Noueux, taillé pour la bataille, il était ferme et musclé. Si elle n'était pas très grande, Mesha était forte et puissante. Le corps d'une femme âgée d'un peu moins d'une trentaine d'hivers, façonné par des années de combats, de chevauchées, de nuits soumise à la rudesse des éléments, et de jours trop pauvres en nourriture, elle était une guerrière jusqu'au bout de ses ongles cassés, crasseux et croutés de sang séché. En témoignaient les cicatrices qui lézardaient sa chair aux articulations des coudes et des hanches. Ses balafres se concentraient aux défauts de jonction des armures qu'elle avait portées dans de très nombreuses batailles, mais certaines l'avaient atteinte au buste ou au dos lorsque, par mégarde, elle avait pu se laisser surprendre sans porter de cotte de mailles.

C'était ce corps endurci et malmené qu'elle récurait, ce matin. Le sang, la boue, la sueur. Malgré toutes ces années à les avoir intimement connus, elle ne parvenait totalement à s'y faire. Elle s'acharnait pour les effacer de sa peau comme de son esprit, dans une futile tentative pour faire disparaitre les scènes de carnage de sa mémoire.

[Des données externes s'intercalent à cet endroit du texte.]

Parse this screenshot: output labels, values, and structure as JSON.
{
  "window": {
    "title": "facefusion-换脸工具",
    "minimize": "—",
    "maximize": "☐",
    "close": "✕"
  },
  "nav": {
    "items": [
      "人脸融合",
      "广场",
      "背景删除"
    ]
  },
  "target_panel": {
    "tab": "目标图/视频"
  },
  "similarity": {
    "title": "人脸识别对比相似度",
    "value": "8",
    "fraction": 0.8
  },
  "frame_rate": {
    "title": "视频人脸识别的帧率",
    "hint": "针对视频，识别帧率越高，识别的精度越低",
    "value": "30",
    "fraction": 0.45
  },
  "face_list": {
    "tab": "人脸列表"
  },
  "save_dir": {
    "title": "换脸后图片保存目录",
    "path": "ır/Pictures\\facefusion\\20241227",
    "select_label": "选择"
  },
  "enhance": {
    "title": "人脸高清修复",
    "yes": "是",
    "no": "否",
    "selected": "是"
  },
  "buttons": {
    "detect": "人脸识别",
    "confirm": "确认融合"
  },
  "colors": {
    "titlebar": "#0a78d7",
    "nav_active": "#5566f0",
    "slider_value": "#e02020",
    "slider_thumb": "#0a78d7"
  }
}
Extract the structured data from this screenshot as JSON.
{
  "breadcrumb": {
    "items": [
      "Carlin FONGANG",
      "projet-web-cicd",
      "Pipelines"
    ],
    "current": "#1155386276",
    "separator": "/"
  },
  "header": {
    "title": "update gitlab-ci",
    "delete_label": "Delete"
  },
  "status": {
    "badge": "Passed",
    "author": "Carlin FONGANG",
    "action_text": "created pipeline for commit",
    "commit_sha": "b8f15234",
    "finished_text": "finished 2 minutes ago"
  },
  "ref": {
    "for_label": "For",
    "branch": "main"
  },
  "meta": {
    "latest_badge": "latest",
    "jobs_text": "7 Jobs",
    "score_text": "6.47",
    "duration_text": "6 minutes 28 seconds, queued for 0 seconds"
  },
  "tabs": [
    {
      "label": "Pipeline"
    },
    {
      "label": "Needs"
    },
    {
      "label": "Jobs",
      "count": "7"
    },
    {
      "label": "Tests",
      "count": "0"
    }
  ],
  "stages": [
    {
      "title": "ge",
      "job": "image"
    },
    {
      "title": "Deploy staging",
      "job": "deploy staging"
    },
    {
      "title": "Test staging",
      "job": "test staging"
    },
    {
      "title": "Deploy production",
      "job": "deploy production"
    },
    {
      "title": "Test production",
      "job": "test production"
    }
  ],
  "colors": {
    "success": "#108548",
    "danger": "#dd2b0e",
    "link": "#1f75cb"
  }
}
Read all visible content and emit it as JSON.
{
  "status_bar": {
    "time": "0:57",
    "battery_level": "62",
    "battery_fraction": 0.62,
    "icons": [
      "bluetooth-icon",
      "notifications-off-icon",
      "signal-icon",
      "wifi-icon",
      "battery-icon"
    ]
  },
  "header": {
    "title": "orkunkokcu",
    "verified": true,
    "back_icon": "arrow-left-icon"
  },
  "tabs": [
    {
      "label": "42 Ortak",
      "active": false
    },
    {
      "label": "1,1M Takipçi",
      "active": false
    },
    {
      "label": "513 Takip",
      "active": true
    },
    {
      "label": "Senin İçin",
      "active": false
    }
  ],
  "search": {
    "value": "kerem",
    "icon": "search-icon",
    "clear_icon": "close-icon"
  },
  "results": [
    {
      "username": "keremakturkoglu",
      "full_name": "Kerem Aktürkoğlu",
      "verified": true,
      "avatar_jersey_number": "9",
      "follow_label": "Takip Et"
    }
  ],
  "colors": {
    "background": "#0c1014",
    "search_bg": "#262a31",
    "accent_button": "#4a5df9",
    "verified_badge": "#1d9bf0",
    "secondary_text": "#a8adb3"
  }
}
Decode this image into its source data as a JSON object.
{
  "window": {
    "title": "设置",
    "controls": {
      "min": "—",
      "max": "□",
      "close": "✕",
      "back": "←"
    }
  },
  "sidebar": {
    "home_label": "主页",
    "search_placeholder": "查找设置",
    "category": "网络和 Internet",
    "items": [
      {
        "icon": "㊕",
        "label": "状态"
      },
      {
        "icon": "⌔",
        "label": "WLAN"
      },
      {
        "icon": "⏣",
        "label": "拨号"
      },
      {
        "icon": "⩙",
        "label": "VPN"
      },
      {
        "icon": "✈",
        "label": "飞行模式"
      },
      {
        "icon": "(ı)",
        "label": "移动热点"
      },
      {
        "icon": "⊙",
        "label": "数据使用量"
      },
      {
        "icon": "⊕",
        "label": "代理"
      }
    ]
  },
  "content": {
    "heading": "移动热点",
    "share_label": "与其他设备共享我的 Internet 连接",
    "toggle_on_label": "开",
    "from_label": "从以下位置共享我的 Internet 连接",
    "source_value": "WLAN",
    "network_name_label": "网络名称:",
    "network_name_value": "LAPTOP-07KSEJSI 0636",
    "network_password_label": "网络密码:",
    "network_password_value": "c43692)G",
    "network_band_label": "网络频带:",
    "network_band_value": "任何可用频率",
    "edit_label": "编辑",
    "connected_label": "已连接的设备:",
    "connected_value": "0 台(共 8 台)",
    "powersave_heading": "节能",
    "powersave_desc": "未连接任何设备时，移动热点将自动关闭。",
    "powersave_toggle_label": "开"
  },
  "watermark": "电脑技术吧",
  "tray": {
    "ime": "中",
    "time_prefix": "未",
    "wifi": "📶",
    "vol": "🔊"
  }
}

Encore un village. Encore tant d'innocents, frappés par ce mal. Encore un drame qu'elle n'avait pas pu empêcher. Comme tant d'autres. Encore tant d'entre eux qu'elle avait dû massacrer de ses mains.

Elle soupira et se laissa glisser dans l'eau de la rivière. Elle était épuisée. Pas seulement par cette nuit ou par ce village, mais aussi par tous les autres. Par toutes ces années qui s'égrainaient sans cesse, qui pesaient sur son âme comme une chape de plomb sur ses épaules, qui ne paraissaient pas vouloir se tarir. Par tous ces morts qu'elle avait contemplés. Par la solitude dans laquelle elle se démenait pour survivre, tout en emportant dans son sillage sanglant des vies par dizaines. Elle était lasse et écœurée.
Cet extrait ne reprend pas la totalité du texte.